Nightmares at St Teresa’s Boys High School
Some of my former classmates (61) have been reminiscing after Bill de Silva shared a few photos of the St Teresa’s Boys’ School and the St Teresa’s Church in Eastleigh. Bill went back there after 61 years spent in many parts of the world.
For some of the boys, St Teresa’s was hell, for others it was some kind of heaven, and for others yet it was OK, sort of. However, most people considered it second class to the “Goan school” aka Dr Ribeiro’s Goan School.
Personally, I always thought that the headmaster and parish priest Father Patrick Hannan was a bit of an enigma: most parents loved the guy, quite a few of my friends thought he was a sadist (I learnt that word many years after I left school at the age 12) and yet others treated him as a saint.
Worst of all there are boys who were sexually abused by Hannon. Many have taken this awful secret to their grave. Others have had to face it every day of their lives and continue to do so. The Catholic Church has remained silent.
I did not have any problems with the teachers.
For more than one of my classmates, Hannon and school were hell on earth: Here is one of the stories: Once again we are reminded of our past. We all went through some good times as well as bad. I felt more sadness looking at the state of our former classroom than any of the bad experiences I had in that school.
Over the years as I reflected on my time in St Teresa’s Boys High School, I realised that our school was run more like a Nazi prisoner of war camp, than a school; and to some of us by an evil Commandant.
As I think back, I realise that every day we experienced intimidation and fear. I know I couldn’t accept that and I resisted constantly paying the price almost daily. I remember being called to the office one day and being caned. When I asked what that was for, I got a lecture about Protestantism. I was then asked to denounce someone I chose to call a friend. When I refused, I got another six canes.
Many years later I thought I was also friendly with a Muslim (Khoja) guy (though I didn’t know at the time). Why wasn’t I asked to denounce him. But I guess he hated Protestants much more than Muslims.
Another method used was to separate the students into different groups. Some were favoured (different degrees) and used them to tell (we called it sneaking) on others. A lot were spared the rod. Some were never caned. I know I was reported many times and was punished for either a real or perceived wrongdoing. I want all who may have told on me, to know I never blamed anyone for anything they were forced or intimidated into doing, I know what the alternative would have been.

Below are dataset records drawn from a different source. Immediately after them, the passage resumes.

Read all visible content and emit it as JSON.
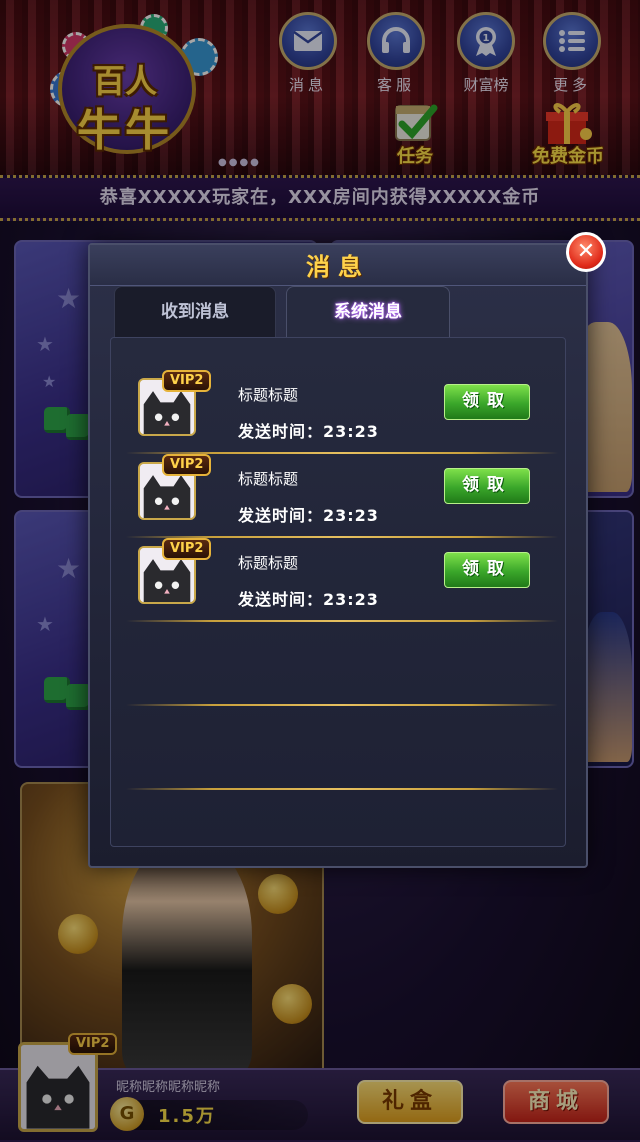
{
  "header": {
    "logo": {
      "line1": "百人",
      "line2": "牛牛"
    },
    "nav": [
      {
        "label": "消息",
        "icon": "mail-icon"
      },
      {
        "label": "客服",
        "icon": "headset-icon"
      },
      {
        "label": "财富榜",
        "icon": "medal-icon"
      },
      {
        "label": "更多",
        "icon": "list-icon"
      }
    ],
    "task_label": "任务",
    "free_coins_label": "免费金币"
  },
  "marquee": "恭喜XXXXX玩家在，XXX房间内获得XXXXX金币",
  "modal": {
    "title": "消息",
    "tabs": [
      {
        "label": "收到消息",
        "active": false
      },
      {
        "label": "系统消息",
        "active": true
      }
    ],
    "messages": [
      {
        "vip": "VIP2",
        "title": "标题标题",
        "time": "发送时间：23:23",
        "button": "领取"
      },
      {
        "vip": "VIP2",
        "title": "标题标题",
        "time": "发送时间：23:23",
        "button": "领取"
      },
      {
        "vip": "VIP2",
        "title": "标题标题",
        "time": "发送时间：23:23",
        "button": "领取"
      }
    ]
  },
  "player": {
    "vip": "VIP2",
    "nickname": "昵称昵称昵称昵称",
    "coins": "1.5万",
    "coin_symbol": "G"
  },
  "bottom": {
    "gift_label": "礼盒",
    "shop_label": "商城"
  },
  "colors": {
    "accent_gold": "#ffd24a",
    "claim_green": "#3aa62a",
    "close_red": "#e02a1a",
    "active_tab_glow": "#c27cff"
  }
}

I have to admit, I was no saint (rubbish Skip’s words). I did everything that was wrong. I rebelled, resisted, questioned the teachers, and even fought with the “Commandant” in his office. I ran away from school constantly. I smoked from an early age, and smoked in school, sometimes even in the classroom, but mostly in the restroom and John’s (d’Souza’s) shop across the road from the school, where we could buy one cigarette at a time (I’m sorry I never got to meet him to thank him for what he did for us, smokers).
I have to say that we survived everything that we endured and used whatever talents we were born with, or like some of us by our wits. Yes, we can say we survived and got to where we are today in spite of it and not because of it.
I want to say that I am sorry to know that so many of us lost our faith, and I don’t blame them, but I am also glad to know a lot of guys that kept their faith in spite of the men and women of the church that failed them. I always believed that the church and the people that represented it were there to tell us about the teachings of Christ, and in turn, make us better people. As I told Bill once, I was always able to separate the man from the priesthood and the church. I could put the blame where it belonged, squarely on his head. I have also accepted that everyone is entitled to their own opinions and beliefs, so I accept and respect everyone and I expect the same from them.
In closing, I just want to say that I’m sorry we didn’t have our first reunion in Nairobi like a lot of us wanted, but we went with the majority vote. Now I can’t see it ever happening.